TOURISM IN THE TROPICS: EXPLORING THE VICKI GOLD LEVI COLLECTION

I’ve decided to hand over today’s blog post to our visiting intern, Alfredo Rivera, who has been coming in all summer long to work with the Vicki Gold Levi Collection of U.S.-Cuba tourist trade materials in our rare book and special collections library. Here is his report:

 

This summer I had the privilege to intern at the Wolfsonian Museum, specifically working with the Vicki Gold Levi Collection. Comprised primarily of material relating to tourism and Cuba prior to the 1959 Cuban Revolution, the collection speaks not only to the visual culture of tourism on the island but also to broader questions regarding Cuban culture. This collection was particularly exciting for me as a graduate student engaged in dissertation research on 1960s Cuban art and architecture. During the entirety of 2010 I was hosted as a Research Affiliate at the School of Architecture at the University of Miami, where I conducted extensive research in their various collections and presented a public lecture on tourism and hotels in Republican era Havana. At that time, I had visited the Wolfsonian to explore their fantastic architectural plans of Havana’s Sevilla Biltmore Hotel and Gran Casino designed by the Schultze and Weaver architectural firm. Little did I know of the gem that is the Vicki Gold Levi collection.

During the last two months, I had been responsible for reviewing the entire collection to make sure that all of the items were properly catalogued and digitized, exploring the materials item by item. The artifacts ranged from guidebooks published by the Cuban Tourist Commission, advertising cards, to major Cuban magazines.

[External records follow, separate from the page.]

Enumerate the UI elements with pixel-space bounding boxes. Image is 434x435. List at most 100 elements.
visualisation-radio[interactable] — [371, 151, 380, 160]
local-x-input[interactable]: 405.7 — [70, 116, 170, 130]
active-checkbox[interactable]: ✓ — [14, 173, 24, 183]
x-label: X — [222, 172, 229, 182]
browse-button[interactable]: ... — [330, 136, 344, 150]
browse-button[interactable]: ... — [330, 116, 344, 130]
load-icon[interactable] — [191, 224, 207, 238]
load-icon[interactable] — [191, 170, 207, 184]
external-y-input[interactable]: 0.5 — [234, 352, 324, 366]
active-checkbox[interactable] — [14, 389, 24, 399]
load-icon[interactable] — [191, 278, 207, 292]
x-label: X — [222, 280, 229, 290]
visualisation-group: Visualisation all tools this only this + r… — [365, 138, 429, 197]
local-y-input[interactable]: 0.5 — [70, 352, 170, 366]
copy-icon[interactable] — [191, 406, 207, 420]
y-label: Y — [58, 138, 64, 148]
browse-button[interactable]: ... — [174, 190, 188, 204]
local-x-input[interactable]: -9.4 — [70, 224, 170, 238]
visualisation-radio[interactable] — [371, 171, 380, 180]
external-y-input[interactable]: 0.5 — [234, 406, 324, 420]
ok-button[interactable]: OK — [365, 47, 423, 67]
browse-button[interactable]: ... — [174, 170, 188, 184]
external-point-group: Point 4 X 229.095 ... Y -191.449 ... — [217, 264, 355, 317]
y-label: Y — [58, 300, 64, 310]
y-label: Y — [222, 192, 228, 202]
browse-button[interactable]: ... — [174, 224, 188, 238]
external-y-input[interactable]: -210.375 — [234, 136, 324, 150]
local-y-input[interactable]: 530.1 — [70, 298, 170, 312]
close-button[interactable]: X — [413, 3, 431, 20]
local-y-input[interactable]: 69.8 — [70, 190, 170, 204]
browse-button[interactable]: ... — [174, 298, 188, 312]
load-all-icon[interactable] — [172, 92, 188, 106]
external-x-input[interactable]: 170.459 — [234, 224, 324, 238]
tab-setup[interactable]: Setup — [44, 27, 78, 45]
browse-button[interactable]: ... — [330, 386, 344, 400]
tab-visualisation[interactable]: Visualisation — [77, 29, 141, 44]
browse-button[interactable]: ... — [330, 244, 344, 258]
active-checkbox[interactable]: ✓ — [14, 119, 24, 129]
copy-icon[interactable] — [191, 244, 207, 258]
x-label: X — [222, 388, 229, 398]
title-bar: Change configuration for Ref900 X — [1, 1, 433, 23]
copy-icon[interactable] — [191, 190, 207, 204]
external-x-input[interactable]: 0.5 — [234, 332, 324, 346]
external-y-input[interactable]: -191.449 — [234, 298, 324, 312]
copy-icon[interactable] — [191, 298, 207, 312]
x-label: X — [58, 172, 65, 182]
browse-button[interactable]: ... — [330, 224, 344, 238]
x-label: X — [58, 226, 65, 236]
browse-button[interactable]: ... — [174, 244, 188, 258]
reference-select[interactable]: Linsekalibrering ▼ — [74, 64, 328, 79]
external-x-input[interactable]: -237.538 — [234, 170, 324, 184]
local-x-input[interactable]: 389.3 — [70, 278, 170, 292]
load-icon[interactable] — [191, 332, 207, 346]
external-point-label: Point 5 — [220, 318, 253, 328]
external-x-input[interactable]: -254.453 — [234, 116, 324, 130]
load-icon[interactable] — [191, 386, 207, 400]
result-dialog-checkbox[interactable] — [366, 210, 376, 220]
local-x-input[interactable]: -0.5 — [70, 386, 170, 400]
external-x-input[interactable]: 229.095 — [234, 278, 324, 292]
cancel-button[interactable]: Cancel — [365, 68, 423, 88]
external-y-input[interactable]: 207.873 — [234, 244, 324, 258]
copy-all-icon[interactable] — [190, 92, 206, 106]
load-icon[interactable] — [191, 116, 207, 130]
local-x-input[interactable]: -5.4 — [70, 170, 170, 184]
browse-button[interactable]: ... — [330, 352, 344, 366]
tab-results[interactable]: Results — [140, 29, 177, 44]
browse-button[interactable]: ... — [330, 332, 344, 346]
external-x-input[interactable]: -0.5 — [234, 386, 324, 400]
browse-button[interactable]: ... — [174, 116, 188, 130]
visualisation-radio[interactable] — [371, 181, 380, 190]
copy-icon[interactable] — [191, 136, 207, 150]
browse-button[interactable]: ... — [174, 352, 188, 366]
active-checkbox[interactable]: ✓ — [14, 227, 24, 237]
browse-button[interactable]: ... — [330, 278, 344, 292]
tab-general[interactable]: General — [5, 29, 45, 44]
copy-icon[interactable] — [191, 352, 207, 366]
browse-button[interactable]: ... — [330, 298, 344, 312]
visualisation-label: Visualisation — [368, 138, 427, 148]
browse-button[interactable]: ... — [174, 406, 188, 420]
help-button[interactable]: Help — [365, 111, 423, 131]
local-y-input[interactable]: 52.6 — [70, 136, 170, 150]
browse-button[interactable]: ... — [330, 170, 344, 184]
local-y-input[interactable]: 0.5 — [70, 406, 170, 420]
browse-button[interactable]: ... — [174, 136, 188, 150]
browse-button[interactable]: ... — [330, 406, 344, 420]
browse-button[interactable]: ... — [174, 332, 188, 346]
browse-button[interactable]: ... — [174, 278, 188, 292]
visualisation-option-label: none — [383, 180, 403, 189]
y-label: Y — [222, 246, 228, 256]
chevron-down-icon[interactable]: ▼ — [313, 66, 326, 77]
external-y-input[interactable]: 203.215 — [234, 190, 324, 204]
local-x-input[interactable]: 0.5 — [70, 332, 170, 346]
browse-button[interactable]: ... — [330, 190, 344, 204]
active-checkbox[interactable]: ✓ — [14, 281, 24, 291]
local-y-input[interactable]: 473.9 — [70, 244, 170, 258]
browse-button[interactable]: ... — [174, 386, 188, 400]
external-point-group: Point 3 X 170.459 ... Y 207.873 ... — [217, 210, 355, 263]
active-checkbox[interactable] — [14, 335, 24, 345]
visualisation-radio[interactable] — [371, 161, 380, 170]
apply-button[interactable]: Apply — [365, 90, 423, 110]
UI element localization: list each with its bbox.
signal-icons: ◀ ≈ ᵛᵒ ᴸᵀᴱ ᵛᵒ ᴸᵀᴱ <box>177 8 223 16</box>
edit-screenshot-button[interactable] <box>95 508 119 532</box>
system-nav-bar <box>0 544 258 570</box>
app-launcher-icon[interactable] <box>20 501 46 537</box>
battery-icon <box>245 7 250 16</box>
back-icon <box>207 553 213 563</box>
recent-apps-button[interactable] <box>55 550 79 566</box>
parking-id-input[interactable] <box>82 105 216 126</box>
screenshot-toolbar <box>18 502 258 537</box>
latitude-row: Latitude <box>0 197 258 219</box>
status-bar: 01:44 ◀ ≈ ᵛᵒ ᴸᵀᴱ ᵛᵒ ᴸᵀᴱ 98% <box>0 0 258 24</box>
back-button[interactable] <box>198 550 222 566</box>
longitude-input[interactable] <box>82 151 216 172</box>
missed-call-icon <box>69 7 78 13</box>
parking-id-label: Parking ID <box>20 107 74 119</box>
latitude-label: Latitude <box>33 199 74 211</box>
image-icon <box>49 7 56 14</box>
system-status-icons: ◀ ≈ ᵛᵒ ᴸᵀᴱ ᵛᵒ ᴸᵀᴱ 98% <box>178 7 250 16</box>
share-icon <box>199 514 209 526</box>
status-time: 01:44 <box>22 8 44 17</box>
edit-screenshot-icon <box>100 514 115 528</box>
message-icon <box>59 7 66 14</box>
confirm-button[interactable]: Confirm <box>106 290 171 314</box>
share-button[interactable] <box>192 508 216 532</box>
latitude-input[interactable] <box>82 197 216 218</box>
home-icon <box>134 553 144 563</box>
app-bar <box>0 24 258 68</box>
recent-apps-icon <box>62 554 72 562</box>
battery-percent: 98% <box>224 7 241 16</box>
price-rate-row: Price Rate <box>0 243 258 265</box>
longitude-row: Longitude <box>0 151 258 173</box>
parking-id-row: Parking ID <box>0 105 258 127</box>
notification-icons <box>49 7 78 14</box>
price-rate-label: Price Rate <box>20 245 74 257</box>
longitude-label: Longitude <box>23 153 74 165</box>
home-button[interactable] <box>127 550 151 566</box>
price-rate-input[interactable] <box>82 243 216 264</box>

Among my favorite items is a handkerchief promoting Cuba as “the holiday isle of the tropics.” One of several scarves included in Vicki Gold Levi and Steven Heller’s book Cuba Style, the handkerchief has a blue trim and features festive images of beach goers, rumba dancers and significant landmarks. It marks a style evident through much of the material—one of tropical splendor and touristic consumption. An image of this item will soon be made available via the library’s OPAC. While some of the tourism-related objects border on the kitsch, other materials in the collection tie these ephemeral items to their broader cultural and literary contexts. This is especially evident in the collection of important popular magazines in Cuba, particularly Bohemia, Social, and Carteles.

These popular magazines are rich in articles about life in Cuba, international and national affairs, as well as literary works. They also feature the work of many great graphic designers in the island who often also worked within the tourism industry. The founder of Social, Conrado W. Massaguer, is a prime example of a graphic designer who moved from advertising into the realm of publishing. Perhaps most famous for his iconic “Visit Cuba” illustration (reproduced in postcard format), the collection also includes many illustrations he made for Social and other magazines.

I particularly enjoyed his caricatures of important politicians, dignitaries, socialites, and celebrities featured monthly in that journal under the title “Ellos.”

Working this summer on the Vicki Gold Levi collection was very enjoyable. While it doesn’t directly pertain to my current research, it does inform it. I was also able to interact with other scholars engaging with the material. One doctoral candidate from the University of Illinois, Chicago, passed through last month to explore the collection for her dissertation on tourism and hotel architecture in the Spanish Caribbean. We had great discussions about the material and how it relates to tourism and visual culture in Miami. It was great to be contributing to rendering that collection more accessible to scholars and the public by creating links to digital images available in the library’s web catalog. This collection contributes greatly to the Wolfsonian’s broader holdings of decorative and propaganda art as it speaks to the various political, economic, and social contexts in which representations of place are created. Furthermore, it has great significance within the regional context of South Florida and the Caribbean, speaking to the museum’s various publics.

~ by "The Chief" on June 24, 2011.

4 Responses to “TOURISM IN THE TROPICS: EXPLORING THE VICKI GOLD LEVI COLLECTION”

  1. In a strange course of events I sailed to Marina Hemingway in Havana a short time ago. I couldn’t bring myself to leave till the end of the summer and the hurricanes scared me out. I have been unable to wrestle Havana from my imagination since. Since returning I decided to finish my degree and low and behold I’m majoring in Latin American Economics ( Focus on Cuba ). Your pictures and blogs struck a cord with me this morning. They so well represent the dreams that float in the air down there, but never seem to land and become reality. I envy you getting to do this research and compliment you on doing an impressive unbiased job. Thanks for your work.

  2. do you know where I might purchase Vicki Gold Levi’s work?

    • Vicki’s Cuba Style: Graphics from the Golden Age of Design is readily available via Amazon.com and Abebooks.com

      • I saw some of her posters at Havana Central in NYC. Do you know if any of her posters are for sale?